Right now I’m using JMeter for load testing. We record the HTTP requests and then spend tons of time fixing them to handle all the async stuff. This works okay but the scripts break easily when developers change things. I need something that can control a real browser through code but without showing any windows or graphics.
Tried running Chrome with Xvfb on Linux but it still uses way too much memory and CPU even without displaying anything. Also tested Selenium with headless Chrome but had similar resource problems.
Spent a lot of time with Puppeteer recently since it seemed perfect for this. Writing test scripts in Node.js so I can integrate with our existing test framework. But I keep hitting JavaScript issues that don’t happen in real browsers and I think this approach isn’t going to work.
I know about other options like PhantomJS and Playwright but not sure how mature they are. Don’t want to spend another week going nowhere.
How difficult would it be to modify Chromium or Firefox source code to remove all the display and UI parts to make a true headless version?
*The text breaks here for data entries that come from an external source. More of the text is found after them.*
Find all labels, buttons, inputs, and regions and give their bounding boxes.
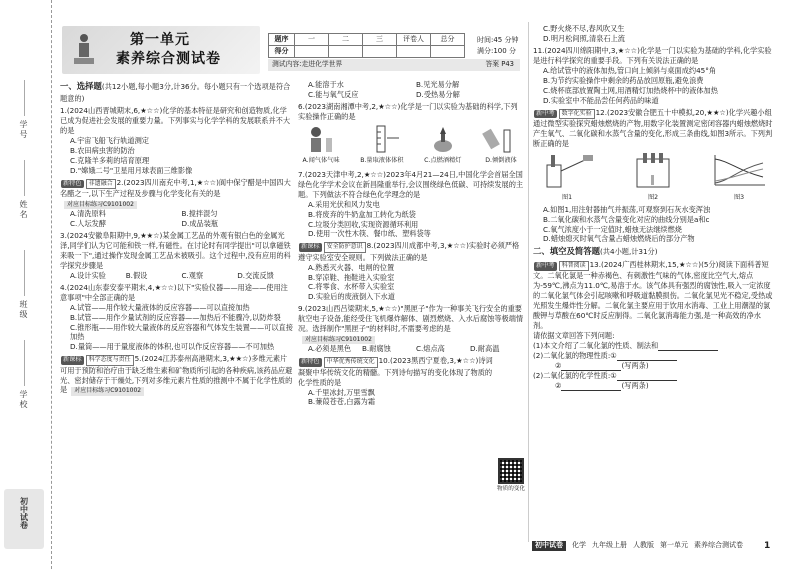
question-stem: 新特色 中华优秀传统文化 10.(2023黑西宁夏卷,3,★☆☆)诗词凝聚中华传统文化的精髓。下列诗句描写的变化体现了物质的化学性质的是 <box>298 356 493 387</box>
alcohol-lamp-icon <box>424 124 462 154</box>
score-table <box>268 33 465 58</box>
score-header: 题序 <box>269 34 295 46</box>
figure: C.点燃酒精灯 <box>424 124 462 166</box>
column-middle <box>298 80 524 409</box>
feature-tag: 新中考 <box>536 262 555 270</box>
option[interactable]: D.交流反馈 <box>237 270 274 280</box>
option[interactable]: D.使用一次性木筷、餐巾纸、塑料袋等 <box>308 229 431 239</box>
question-stem: 11.(2024四川绵阳期中,3,★☆☆)化学是一门以实验为基础的学科,化学实验是进行科学探究的重要手段。下列有关说法正确的是 <box>533 45 772 65</box>
sub-question: (1)本文介绍了二氧化氯的性质、制法和 <box>533 341 773 351</box>
sub-question: ② (写两条) <box>555 360 649 370</box>
option[interactable]: A.采用光伏和风力发电 <box>308 199 380 209</box>
question-prompt: 请依据文章回答下列问题: <box>533 330 615 340</box>
footer-edition: 人教版 <box>633 541 654 550</box>
figure: D.倾倒液体 <box>482 124 520 166</box>
page-title: 素养综合测试卷 <box>116 51 221 67</box>
score-header: 二 <box>329 34 363 46</box>
column-left <box>60 80 293 398</box>
option[interactable]: C.能与氧气反应 <box>308 89 359 99</box>
question-10-options <box>533 24 773 44</box>
time-limit: 时间:45 分钟 <box>477 36 519 44</box>
option[interactable]: C.人坛发酵 <box>70 219 107 229</box>
figure-row <box>533 149 773 205</box>
option[interactable]: D.耐高温 <box>470 344 500 354</box>
option[interactable]: D.实验后的废液倒入下水道 <box>308 292 395 302</box>
question-1 <box>60 106 293 176</box>
option[interactable]: C.垃圾分类回收,实现资源循环利用 <box>308 219 419 229</box>
option[interactable]: A.宇宙飞船飞行轨道测定 <box>70 136 149 145</box>
option-row <box>298 80 524 90</box>
answer-blank[interactable] <box>617 353 677 361</box>
question-5 <box>60 354 293 395</box>
binding-strip <box>0 0 52 569</box>
feature-tag: 新特色 <box>63 179 82 187</box>
page-number: 1 <box>764 541 771 551</box>
score-cell[interactable] <box>431 46 465 58</box>
question-11 <box>533 46 773 106</box>
option[interactable]: D.成品装瓶 <box>181 219 219 229</box>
Has anyone done this before? Which browser would be easier to modify? I’m surprised this doesn’t exist already so maybe it’s way harder than I think.
If I could get a real headless browser that doesn’t use too many resources I think that would solve my problems. I have plenty of servers but not enough for full GUI browsers.
phantomjs is dead - don’t waste ur time. i switched to playwright after hitting the same probs. memory usage dropped big time once i added --disable-dev-shm-usage and --no-sandbox flags. parallel tests actually eat less memory per test than running them one by one - v8’s garbage collection works better that way. those ajax timing issues sound familiar. try bumping up ur default timeouts before u jump to another tool.
Playwright’s gotten really mature and handles AJAX way better than Puppeteer. Microsoft’s thrown serious resources at it and the API’s much cleaner for testing. Cross-browser support is excellent - no more timing issues like you get with Puppeteer.
For resources, use browser contexts instead of spinning up full browser instances. One browser can run multiple contexts at once, which cuts memory usage big time. We’re running 20 concurrent test contexts on a single browser without issues.
Your JMeter scripts breaking? That’s gonna happen with HTTP-level testing on modern web apps. The maintenance overhead kills you. Browser automation pays for itself just in the time you save not fixing broken scripts, even if it uses more resources.
Don’t modify browser source code - trust me on this. I wasted months trying to strip down Chromium for a similar project and it was a complete nightmare. The display components are so tangled up with the JavaScript engine and DOM that removing them breaks everything.
Try Firefox headless instead of Chrome. It uses way less memory, especially with AJAX-heavy apps. We saw about 40% less memory usage in our tests. You can still use Selenium WebDriver with it.
For those Puppeteer JavaScript issues - they’re usually timing problems with async operations. We fixed most of ours by adding proper wait conditions instead of fixed delays. The page.waitForResponse() method works great for AJAX calls.
Also worth trying: Docker containers with resource limits. We run headless browsers in containers with strict CPU and memory caps. Forces better resource management and makes tests way more predictable.